Nelson Cruz passed through waivers last spring and now has an OPS+ of 127.  He is joined by by David Murphy (106), Marlon Byrd (105), and a guy named Josh Hamilton with a disappointing OPS+ of "just" 94.  You can make yourself feel worse and put Andruw Jones and his mark of 116 into the mix.



With the departure of Rios, the Blue Jays have only two outfielders with more than 200 plate appearances: One they like, and one they wish would just go away.  Adam Lind might be one of the better players no one has heard of with his OPS+ of 133, while Vernon Wells and his OPS+ of 83 might be one of the least productive "big" names this side of Jose Guillen.
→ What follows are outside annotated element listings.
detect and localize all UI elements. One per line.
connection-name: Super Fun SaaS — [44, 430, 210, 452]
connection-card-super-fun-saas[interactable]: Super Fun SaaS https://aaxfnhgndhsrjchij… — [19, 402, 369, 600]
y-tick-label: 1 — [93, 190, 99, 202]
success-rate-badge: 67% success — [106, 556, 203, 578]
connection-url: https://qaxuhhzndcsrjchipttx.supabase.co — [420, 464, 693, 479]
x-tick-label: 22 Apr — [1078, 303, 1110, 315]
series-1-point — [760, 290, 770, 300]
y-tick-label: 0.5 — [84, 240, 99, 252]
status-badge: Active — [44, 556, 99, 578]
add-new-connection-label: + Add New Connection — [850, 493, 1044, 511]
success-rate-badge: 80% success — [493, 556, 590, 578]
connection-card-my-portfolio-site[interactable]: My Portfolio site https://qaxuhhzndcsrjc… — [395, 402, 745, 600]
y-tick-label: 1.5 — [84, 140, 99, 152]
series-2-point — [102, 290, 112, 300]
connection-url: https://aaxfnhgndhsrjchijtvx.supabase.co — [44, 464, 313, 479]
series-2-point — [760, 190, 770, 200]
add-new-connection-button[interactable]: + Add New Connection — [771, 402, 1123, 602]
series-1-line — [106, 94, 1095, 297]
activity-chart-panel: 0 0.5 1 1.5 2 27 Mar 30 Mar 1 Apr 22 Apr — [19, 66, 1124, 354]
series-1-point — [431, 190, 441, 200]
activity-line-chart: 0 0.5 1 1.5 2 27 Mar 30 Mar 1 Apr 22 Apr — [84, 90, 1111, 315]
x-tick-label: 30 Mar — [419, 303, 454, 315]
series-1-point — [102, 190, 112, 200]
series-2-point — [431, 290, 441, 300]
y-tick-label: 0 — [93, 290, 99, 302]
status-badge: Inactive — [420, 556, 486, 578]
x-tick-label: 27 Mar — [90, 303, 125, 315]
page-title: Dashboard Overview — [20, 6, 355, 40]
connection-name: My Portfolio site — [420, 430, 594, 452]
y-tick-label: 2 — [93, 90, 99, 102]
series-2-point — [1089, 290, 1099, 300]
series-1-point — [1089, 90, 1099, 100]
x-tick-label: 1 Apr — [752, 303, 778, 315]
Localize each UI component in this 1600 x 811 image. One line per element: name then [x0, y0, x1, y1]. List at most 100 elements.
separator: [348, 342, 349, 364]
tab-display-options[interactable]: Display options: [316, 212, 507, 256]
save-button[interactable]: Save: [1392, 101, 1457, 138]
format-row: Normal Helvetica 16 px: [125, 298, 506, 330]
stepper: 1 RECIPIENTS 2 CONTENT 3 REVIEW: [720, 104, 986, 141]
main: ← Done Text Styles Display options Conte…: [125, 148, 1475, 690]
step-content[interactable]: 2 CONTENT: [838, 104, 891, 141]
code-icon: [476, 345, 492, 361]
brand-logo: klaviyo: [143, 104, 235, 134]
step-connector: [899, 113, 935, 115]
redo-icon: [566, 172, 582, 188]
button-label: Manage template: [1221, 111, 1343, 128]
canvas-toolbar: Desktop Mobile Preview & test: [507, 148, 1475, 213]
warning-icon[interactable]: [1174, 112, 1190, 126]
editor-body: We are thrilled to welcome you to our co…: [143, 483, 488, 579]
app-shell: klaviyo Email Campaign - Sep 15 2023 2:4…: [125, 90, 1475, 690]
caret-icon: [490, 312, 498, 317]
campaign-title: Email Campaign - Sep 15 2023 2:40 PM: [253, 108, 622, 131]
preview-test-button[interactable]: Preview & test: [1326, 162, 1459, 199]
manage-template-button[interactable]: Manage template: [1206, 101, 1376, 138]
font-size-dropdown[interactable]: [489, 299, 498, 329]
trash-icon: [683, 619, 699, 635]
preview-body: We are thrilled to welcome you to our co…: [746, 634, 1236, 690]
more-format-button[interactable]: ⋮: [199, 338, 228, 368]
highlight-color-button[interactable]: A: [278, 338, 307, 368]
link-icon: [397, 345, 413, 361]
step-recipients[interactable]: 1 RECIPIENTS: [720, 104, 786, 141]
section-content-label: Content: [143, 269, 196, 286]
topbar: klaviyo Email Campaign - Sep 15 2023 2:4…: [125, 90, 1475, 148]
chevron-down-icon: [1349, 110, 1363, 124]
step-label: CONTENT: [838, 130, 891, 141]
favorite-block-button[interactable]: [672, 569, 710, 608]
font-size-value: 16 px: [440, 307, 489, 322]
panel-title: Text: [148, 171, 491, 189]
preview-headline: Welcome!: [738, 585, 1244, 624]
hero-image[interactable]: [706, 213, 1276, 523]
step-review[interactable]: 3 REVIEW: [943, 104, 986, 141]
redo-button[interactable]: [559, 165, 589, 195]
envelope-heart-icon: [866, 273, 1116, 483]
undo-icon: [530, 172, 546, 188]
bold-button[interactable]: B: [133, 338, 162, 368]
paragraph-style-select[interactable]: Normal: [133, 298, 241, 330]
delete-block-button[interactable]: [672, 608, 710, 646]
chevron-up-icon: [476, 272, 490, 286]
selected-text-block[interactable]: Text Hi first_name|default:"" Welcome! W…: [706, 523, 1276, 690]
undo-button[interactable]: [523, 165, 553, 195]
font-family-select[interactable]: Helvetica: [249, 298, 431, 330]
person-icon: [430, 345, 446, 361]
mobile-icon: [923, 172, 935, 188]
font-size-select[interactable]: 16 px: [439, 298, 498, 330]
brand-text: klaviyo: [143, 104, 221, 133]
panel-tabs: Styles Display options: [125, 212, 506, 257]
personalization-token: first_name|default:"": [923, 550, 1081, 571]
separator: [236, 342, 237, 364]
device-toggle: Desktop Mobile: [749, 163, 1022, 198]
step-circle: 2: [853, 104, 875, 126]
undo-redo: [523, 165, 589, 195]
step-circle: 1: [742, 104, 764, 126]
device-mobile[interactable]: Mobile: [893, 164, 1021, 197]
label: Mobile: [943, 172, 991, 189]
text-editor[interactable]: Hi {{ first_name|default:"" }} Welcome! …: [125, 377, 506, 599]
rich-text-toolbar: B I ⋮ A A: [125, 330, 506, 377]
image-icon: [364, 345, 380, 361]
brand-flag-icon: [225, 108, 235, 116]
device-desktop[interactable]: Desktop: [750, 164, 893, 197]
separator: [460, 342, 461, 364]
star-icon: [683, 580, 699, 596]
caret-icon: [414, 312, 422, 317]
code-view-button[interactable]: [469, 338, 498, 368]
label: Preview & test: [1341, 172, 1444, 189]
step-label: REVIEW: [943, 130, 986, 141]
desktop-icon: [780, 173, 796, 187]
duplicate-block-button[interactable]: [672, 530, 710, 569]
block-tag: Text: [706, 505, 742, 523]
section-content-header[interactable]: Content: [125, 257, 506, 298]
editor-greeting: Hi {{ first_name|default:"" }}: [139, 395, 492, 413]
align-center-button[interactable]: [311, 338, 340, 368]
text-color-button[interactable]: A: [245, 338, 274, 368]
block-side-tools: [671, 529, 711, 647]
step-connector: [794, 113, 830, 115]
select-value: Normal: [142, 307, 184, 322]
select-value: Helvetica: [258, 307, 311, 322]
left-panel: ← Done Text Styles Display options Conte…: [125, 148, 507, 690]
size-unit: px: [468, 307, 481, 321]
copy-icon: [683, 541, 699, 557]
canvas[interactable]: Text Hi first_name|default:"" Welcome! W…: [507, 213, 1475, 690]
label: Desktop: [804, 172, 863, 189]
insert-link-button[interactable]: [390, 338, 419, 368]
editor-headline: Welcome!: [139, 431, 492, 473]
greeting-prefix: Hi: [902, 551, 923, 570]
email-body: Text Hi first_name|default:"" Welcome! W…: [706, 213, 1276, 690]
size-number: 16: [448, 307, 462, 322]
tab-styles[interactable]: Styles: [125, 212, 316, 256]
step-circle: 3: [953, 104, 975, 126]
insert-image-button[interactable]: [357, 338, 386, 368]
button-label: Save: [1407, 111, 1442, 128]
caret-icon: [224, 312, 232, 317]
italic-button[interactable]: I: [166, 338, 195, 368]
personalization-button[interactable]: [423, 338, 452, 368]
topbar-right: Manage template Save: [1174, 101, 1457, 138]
This entire discussion pretty much leads us back to where we started. Guys like DeJesus and Teahen can be everyday players on good teams (or at least some good teams) if they have the proper surrounding cast.  
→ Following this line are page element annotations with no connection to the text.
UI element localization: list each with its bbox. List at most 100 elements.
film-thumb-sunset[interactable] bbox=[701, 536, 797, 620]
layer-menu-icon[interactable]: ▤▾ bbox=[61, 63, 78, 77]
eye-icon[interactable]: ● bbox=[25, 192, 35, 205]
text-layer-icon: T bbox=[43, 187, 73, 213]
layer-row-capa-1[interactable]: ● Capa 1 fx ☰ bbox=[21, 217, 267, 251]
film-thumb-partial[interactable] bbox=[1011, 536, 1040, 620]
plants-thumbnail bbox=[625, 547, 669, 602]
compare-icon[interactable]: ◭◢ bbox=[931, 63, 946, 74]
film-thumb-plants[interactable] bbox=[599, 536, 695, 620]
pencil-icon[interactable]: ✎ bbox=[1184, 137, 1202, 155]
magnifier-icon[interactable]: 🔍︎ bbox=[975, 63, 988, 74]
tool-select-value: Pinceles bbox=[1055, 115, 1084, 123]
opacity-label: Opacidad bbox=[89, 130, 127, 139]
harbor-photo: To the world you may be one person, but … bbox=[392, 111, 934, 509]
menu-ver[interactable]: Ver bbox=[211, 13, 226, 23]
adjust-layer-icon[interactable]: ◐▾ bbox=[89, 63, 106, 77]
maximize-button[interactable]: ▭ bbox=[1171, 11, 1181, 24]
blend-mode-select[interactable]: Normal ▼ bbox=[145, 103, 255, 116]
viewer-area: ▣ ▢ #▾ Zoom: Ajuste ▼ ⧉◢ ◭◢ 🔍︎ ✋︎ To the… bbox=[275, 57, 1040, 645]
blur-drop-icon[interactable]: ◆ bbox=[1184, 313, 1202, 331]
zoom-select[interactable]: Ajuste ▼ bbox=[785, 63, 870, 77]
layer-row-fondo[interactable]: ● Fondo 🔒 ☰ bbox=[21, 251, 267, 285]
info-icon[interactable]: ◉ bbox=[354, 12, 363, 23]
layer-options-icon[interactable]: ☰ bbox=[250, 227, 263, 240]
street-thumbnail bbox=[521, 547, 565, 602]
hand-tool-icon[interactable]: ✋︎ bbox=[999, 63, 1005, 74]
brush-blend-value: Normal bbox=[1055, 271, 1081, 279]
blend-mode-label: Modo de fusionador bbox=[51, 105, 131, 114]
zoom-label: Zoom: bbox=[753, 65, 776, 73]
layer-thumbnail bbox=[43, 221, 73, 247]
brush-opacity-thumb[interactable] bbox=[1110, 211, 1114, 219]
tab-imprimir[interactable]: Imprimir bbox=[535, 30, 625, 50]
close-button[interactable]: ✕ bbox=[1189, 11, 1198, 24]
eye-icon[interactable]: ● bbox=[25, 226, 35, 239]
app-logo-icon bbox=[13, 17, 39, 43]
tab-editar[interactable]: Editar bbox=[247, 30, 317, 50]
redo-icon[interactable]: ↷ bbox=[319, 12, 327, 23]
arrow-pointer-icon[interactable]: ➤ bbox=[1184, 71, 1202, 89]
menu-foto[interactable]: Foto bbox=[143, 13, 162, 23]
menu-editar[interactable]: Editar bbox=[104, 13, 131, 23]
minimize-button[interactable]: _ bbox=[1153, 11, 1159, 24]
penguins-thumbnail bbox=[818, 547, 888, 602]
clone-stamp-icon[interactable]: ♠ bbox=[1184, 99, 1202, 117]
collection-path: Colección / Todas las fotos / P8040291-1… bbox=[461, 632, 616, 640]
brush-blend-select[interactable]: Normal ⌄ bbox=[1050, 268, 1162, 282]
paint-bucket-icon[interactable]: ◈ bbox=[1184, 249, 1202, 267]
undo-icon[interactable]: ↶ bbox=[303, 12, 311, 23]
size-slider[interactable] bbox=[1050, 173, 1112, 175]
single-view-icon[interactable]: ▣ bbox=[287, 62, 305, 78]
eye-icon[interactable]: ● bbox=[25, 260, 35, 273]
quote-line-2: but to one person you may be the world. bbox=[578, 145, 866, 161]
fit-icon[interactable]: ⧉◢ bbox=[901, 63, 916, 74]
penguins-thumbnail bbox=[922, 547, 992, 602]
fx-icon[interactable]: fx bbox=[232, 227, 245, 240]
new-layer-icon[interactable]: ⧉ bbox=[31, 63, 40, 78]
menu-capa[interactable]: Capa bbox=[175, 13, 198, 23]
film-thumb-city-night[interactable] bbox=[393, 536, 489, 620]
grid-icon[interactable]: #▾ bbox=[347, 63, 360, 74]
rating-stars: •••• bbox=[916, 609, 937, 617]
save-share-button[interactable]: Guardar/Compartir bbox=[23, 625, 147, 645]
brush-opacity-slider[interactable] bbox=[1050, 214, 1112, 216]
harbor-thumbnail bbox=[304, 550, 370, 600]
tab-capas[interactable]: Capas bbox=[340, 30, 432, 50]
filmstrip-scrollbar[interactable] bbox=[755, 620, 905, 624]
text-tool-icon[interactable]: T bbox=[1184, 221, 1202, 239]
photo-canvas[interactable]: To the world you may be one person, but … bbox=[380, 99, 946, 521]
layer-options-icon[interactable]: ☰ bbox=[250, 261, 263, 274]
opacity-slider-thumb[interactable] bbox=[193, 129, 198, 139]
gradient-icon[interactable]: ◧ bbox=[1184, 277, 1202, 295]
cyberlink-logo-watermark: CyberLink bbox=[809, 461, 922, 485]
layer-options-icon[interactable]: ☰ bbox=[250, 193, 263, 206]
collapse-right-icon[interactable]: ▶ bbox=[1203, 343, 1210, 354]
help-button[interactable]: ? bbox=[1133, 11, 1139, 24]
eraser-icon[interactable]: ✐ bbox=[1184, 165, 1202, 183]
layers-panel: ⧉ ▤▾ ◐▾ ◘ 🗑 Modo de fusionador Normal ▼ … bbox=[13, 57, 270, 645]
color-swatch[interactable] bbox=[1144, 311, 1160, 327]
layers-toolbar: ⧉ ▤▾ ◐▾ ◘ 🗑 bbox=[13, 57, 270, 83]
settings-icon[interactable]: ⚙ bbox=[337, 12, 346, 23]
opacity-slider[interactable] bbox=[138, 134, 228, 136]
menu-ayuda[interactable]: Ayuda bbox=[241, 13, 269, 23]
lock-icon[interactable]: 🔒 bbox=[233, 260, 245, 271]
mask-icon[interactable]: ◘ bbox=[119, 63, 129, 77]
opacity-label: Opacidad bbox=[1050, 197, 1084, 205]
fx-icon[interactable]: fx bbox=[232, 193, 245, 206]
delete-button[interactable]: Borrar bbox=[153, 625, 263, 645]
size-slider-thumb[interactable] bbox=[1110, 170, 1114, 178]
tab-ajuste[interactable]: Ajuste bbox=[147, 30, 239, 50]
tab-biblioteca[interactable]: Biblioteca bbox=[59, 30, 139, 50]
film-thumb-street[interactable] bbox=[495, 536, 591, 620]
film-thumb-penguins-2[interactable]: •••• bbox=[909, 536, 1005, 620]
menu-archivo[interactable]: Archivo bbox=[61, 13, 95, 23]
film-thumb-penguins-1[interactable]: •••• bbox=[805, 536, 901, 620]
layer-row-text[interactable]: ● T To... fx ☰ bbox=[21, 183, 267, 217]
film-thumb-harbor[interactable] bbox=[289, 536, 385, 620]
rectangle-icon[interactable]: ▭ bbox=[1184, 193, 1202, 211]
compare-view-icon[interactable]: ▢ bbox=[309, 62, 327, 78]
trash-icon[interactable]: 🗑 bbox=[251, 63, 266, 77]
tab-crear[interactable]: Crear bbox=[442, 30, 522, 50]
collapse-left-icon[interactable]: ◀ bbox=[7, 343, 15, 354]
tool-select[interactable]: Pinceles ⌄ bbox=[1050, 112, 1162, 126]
Billy Butler is making strides to be an impact bat, but Alex Gordon's 2009 season is basically just a lost year.  Without mashers in the middle of the lineup, the likes of DeJesus and Teahen and for GODSSAKE WILLIE BLOOMQUIST cannot make you a winning team.

So, Mr. Moore, this offseason are you going to "trust the process" or make the moves necessary to get the Royals out of the cellar and turn them into the perennial contender you promised.